Experts believe parents are being overwhelmed with instructions from educationists and the Government about how best to look after their children, and forget that the best parenting is listening to your child. The findings from 1,400 young men aged 13 to 19 across Britain showed they wanted their parents, especially their fathers, to be more understanding and supportive rather than to supply them with the latest trainers or be a friend.

"Good parenting is not dependent on money or the educational level of the parent," says Adrienne Katz, director of Young Voice, an organisation that listens and responds to young people. "There are too many complicated instructions and too much blame going out to parents." Ms Katz did the study with Dr Ann Buchanan, of the Centre of Research into Parenting and Children, at Oxford University.

"This report is very positive for parents because it doesn't matter who you are or what the family structure is, it is the way you parent that matters more than anything. These boys wanted their parents to talk to them more, not to be their friend," she said. "Boys don't speak to or share their feelings much with their friends. There is something in our culture that says young men should stand on their own two feet. We need to realise that some of them need a little help to keep their balance."

One teenage boy who took part in the study said: `You're in your room, like, and desperate, and your dad's downstairs reading the paper - he has no idea about your life."

The findings showed although 62 per cent of boys were managing reasonably well, 13 per cent suffered from such low self-esteem that they needed help and 11 per cent were severely depressed or suicidal. One in five had been in trouble with the police and 17 per cent were deeply alienated from school.
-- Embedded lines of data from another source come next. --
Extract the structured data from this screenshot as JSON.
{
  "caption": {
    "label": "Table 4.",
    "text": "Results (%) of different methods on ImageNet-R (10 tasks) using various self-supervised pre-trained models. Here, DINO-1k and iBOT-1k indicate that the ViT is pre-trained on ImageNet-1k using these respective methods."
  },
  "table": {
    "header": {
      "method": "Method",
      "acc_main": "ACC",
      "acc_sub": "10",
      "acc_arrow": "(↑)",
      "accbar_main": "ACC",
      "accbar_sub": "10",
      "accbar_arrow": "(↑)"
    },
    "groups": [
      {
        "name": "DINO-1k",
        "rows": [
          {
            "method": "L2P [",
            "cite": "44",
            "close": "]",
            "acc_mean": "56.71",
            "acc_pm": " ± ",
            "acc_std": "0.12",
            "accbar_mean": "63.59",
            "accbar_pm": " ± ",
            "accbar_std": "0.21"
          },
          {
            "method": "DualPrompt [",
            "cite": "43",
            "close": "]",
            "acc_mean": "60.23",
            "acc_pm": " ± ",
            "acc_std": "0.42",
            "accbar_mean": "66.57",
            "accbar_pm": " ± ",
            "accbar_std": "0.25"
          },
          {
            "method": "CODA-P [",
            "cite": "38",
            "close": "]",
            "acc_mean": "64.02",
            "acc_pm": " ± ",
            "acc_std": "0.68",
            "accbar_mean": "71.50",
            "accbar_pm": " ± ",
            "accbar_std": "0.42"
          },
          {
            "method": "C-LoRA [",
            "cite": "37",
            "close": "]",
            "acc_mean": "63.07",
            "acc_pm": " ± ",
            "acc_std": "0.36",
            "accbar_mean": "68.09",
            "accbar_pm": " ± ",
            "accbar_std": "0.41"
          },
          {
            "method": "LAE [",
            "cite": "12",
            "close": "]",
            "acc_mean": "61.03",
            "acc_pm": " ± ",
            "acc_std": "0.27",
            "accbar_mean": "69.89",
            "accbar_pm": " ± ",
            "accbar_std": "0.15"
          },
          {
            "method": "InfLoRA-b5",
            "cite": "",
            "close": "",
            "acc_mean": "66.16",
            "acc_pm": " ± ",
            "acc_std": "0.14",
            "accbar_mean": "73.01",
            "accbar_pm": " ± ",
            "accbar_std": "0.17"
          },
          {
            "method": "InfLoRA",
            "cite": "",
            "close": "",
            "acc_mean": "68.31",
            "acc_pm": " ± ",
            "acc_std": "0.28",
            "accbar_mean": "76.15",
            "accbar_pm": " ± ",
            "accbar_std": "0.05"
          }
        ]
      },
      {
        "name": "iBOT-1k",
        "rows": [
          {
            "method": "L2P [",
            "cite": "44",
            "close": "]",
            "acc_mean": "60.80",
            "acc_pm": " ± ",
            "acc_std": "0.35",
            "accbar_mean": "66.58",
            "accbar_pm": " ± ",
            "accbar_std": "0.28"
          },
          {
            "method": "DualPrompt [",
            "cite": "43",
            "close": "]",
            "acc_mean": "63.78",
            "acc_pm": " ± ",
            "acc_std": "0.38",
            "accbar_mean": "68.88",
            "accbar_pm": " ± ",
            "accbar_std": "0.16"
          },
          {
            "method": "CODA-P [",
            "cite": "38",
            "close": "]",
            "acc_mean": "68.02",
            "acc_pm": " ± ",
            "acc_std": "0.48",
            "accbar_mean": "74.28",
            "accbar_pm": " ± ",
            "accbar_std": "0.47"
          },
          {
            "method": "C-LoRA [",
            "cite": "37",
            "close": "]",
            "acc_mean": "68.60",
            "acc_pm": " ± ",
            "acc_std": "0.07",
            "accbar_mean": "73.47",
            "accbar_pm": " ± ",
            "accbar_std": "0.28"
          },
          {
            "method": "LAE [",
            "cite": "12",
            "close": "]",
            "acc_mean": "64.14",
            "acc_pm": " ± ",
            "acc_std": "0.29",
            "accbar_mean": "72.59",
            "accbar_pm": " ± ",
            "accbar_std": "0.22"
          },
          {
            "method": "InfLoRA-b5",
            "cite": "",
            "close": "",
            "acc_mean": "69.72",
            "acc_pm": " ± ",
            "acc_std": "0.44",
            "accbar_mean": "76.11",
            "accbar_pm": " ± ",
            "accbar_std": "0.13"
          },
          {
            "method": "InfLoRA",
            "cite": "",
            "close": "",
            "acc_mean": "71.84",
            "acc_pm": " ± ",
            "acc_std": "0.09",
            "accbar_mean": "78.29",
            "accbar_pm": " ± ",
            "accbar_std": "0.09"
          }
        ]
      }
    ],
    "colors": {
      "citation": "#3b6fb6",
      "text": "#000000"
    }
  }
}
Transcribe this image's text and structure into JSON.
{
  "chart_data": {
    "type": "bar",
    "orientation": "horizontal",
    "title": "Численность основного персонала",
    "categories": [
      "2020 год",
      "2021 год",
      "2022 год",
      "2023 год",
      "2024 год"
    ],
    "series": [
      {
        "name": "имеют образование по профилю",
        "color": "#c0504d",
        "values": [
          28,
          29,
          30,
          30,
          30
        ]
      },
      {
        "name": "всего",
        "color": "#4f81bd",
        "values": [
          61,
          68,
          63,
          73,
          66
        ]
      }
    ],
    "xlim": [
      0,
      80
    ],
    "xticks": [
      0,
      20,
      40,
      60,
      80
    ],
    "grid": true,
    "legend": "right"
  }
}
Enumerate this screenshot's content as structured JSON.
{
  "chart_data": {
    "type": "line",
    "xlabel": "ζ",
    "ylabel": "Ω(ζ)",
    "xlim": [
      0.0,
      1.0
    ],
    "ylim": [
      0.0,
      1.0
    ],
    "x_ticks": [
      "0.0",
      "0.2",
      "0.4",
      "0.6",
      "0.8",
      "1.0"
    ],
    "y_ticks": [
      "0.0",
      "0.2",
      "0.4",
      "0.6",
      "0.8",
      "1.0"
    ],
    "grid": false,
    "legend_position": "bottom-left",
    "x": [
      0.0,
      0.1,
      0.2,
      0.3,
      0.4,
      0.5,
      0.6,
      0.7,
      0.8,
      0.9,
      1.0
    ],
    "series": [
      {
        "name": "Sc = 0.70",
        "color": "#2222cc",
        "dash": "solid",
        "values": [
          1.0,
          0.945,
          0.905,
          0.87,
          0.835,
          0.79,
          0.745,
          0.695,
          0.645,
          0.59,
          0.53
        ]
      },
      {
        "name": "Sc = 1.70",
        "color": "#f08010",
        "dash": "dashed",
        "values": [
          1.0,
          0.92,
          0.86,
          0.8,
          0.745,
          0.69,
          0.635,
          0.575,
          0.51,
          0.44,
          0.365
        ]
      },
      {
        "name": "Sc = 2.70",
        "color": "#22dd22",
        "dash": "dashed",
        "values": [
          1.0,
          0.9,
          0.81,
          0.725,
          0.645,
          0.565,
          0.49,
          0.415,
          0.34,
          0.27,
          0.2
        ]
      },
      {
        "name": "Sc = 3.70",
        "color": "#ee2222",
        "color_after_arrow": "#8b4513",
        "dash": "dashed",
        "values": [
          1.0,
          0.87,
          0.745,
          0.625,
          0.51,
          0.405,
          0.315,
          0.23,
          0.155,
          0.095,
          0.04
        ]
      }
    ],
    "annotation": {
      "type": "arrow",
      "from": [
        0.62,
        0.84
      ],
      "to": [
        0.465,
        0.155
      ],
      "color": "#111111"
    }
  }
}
Paul Boateng, a Home Office minister who will speak at the launch of the report, said: "Young men need to learn to believe in themselves and to recognise and use their potential. If parents can instil this sense of worth from an early age, their child is halfway there; some of the battles have already been won."

Mr Boateng, who has five children, added: "As friends, as relatives, as parents we need to make sure we listen to young men, try to understand the difficulties in growing up and help them develop skills to cope and enjoy the life before them. They are our future - a precious asset not to be wasted."